Le duo suédois The Knife (la fratrie Olof et Karin Dreijer) entretient et alimente si bien le mystère qui l’entoure, que l’on finit vraiment par s’attacher à leur univers si particulier (qui a dit glauque ?). On avait appris, lors du dernier entretien accordé ici, qu’ils étaient – pour faire court – féministes et anti-showbiz (« salut, tu…vas…bien ?… »), quitte à en montrer les contradictions et paradoxes comme fil conducteur revendicatif et dénonciateur. Et à s’égarer dans un cul de sac ? Leur absence avouée de promotion où il faut mettre le pied à l’étrier avait probablement joué en leur faveur, mettant à jour une nouvelle façon de faire. Pas d’interviews in vivo, pas de concerts non plus : mais qui sont ces scandinaves aux clips bizarres ? se demandait-on, contrairement aux suédois qui les connaissaient déjà depuis un petit moment. Difficile après ça d’accepter, contre vents et marées, la reprise de « Heartbeats » par José Gonzalez, devenue entre-temps la bande sonore d’une publicité qui a fait le tour de la planète. Il ne restait plus au duo qu’à rester intègre, ne surtout pas revenir sur son credo et rester fidèle à ses convictions, même si cela impliquait le confinement et l’isolement.

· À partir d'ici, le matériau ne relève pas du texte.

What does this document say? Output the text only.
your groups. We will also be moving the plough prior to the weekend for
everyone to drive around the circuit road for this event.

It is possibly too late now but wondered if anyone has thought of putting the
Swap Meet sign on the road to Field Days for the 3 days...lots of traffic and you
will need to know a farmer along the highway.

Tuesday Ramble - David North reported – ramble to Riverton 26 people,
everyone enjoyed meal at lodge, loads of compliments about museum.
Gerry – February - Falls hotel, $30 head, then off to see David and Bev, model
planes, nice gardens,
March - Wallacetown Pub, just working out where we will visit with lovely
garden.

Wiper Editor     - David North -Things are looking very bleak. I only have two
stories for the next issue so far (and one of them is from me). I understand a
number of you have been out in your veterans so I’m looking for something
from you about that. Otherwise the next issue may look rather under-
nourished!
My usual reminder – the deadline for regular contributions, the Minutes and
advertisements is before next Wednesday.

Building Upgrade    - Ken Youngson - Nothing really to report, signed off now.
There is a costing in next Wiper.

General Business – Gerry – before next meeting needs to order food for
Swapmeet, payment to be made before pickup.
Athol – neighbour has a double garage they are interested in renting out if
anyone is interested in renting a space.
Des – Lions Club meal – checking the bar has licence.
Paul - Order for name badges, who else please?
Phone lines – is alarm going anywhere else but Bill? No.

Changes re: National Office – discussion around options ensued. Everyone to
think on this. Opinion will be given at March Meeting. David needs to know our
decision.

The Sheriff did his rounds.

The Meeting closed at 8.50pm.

Mais au lieu de s’interroger pour tenter de savoir le pourquoi du comment, rappelons-nous plutôt de l’essentiel, à savoir comment leur premier disque nous avait enchanté, voire ensorcelé, avec ses sons super vintage. Et pourtant ils ne se sont pas reposés sur leurs lauriers : bye bye la danse facile et kitch rappelant le worst of the worst (qui comme en math devient positif…), wurst des seventies & eighties, avec clin d’oeil à Klaus Nomi au passage. On est passé ici à la deuxième étape : le fin fonds de l’histoire, la substantifique moelle. Que du bon donc ? Et oui, pourquoi pas s’autoriser à le penser ?
Les synthétiseurs se sont faits prophètes d’un temps qui n’augure rien de bon, d’un temps apocalyptique. Les voix vont de concert avec ce constat. Le beat martèle à qui mieux mieux la cadence infernale. La messe est dite : les temps nouveaux sont durs. Ah, peut-être, mais s’ils permettent à de tels disques d’émerger, de faire parler les fatalistes, alors on dit oui, on devient croyant, on salue, on s’agenouille devant les mécréants The Knife.

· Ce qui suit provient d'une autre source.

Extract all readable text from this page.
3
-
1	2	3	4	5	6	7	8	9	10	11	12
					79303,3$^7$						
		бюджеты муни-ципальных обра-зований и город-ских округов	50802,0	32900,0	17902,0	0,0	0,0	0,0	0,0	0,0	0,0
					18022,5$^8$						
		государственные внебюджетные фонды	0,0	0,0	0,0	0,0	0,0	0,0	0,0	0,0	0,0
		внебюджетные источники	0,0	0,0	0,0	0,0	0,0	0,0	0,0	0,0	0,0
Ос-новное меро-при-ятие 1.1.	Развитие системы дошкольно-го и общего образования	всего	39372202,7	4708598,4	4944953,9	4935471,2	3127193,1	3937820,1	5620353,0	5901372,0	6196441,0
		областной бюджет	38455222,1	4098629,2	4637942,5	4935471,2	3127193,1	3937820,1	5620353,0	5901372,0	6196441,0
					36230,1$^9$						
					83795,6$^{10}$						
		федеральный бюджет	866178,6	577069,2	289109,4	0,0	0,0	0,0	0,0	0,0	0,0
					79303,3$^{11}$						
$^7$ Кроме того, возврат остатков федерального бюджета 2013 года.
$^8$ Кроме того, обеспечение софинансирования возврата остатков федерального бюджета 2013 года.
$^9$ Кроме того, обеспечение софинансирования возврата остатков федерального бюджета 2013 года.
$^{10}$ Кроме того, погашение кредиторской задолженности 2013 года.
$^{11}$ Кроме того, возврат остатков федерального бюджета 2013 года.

Pas étonnant, après ces premières impressions, d’apprendre que ce disque a été enregistré dans deux endroits bien symboliques : une vieille usine et la cave d’une église de Stockholm, qui ne supportera d’ailleurs pas leur vacarme et les obligera à déguerpir.

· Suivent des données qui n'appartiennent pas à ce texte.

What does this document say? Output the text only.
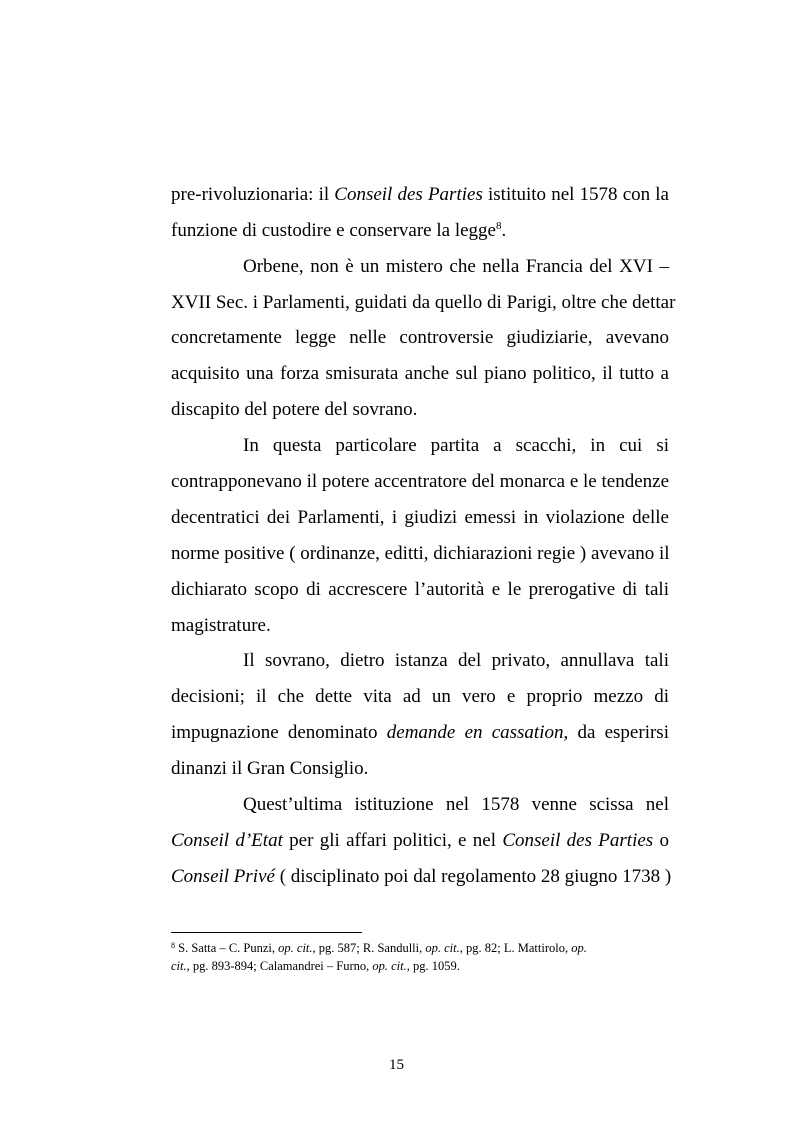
pre-rivoluzionaria: il Conseil des Parties istituito nel 1578 con la
funzione di custodire e conservare la legge$^8$.
Orbene, non è un mistero che nella Francia del XVI –
XVII Sec. i Parlamenti, guidati da quello di Parigi, oltre che dettar
concretamente legge nelle controversie giudiziarie, avevano
acquisito una forza smisurata anche sul piano politico, il tutto a
discapito del potere del sovrano.
In questa particolare partita a scacchi, in cui si
contrapponevano il potere accentratore del monarca e le tendenze
decentratici dei Parlamenti, i giudizi emessi in violazione delle
norme positive ( ordinanze, editti, dichiarazioni regie ) avevano il
dichiarato scopo di accrescere l’autorità e le prerogative di tali
magistrature.
Il sovrano, dietro istanza del privato, annullava tali
decisioni; il che dette vita ad un vero e proprio mezzo di
impugnazione denominato demande en cassation, da esperirsi
dinanzi il Gran Consiglio.
Quest’ultima istituzione nel 1578 venne scissa nel
Conseil d’Etat per gli affari politici, e nel Conseil des Parties o
Conseil Privé ( disciplinato poi dal regolamento 28 giugno 1738 )
$^8$ S. Satta – C. Punzi, op. cit., pg. 587; R. Sandulli, op. cit., pg. 82; L. Mattirolo, op.
cit., pg. 893-894; Calamandrei – Furno, op. cit., pg. 1059.
15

Le titre de l’album décrit ce moment lorsqu’on cauchemarde : on veut crier mais rien ne sort. Le premier clip issu de l’album est d’ailleurs dans cette veine-là, entre Elephant Man, Eyes Wide Shut et le clip dérangeant de Windowlicker (Aphex twin). C’est finalement de ce dernier qu’ils se rapprocheront le plus, plus tard, quand il s’agira de les situer historiquement sur la scène électro du nouveau millénaire. Innovation, sens du rythme et de la mélodie, art pour l’art, tout y est : ces gars sont frappés. Thank the lord ! Leurs deux derniers clips, issus de cette galette, rappellent également Richard D.James.
« Neverland » chavire avec son martèlement hypnotisant, le titre éponyme fond comme un bonbon triple couche, le synthé vintage (type Vangelis) de « Marble House », poussé jusqu’à son paroxysme sur « Forest Families », dont les paroles évoquent la vie dans l’ancien bloc communiste…De fond en comble, on est étonné aussi par les sons très tribaux, aboutis, des différents titres. Un peu comme si on allait aux origines du son pour y voir l’avenir. Un peu comme la guerre du feu transposée en musique…. Silent Shout.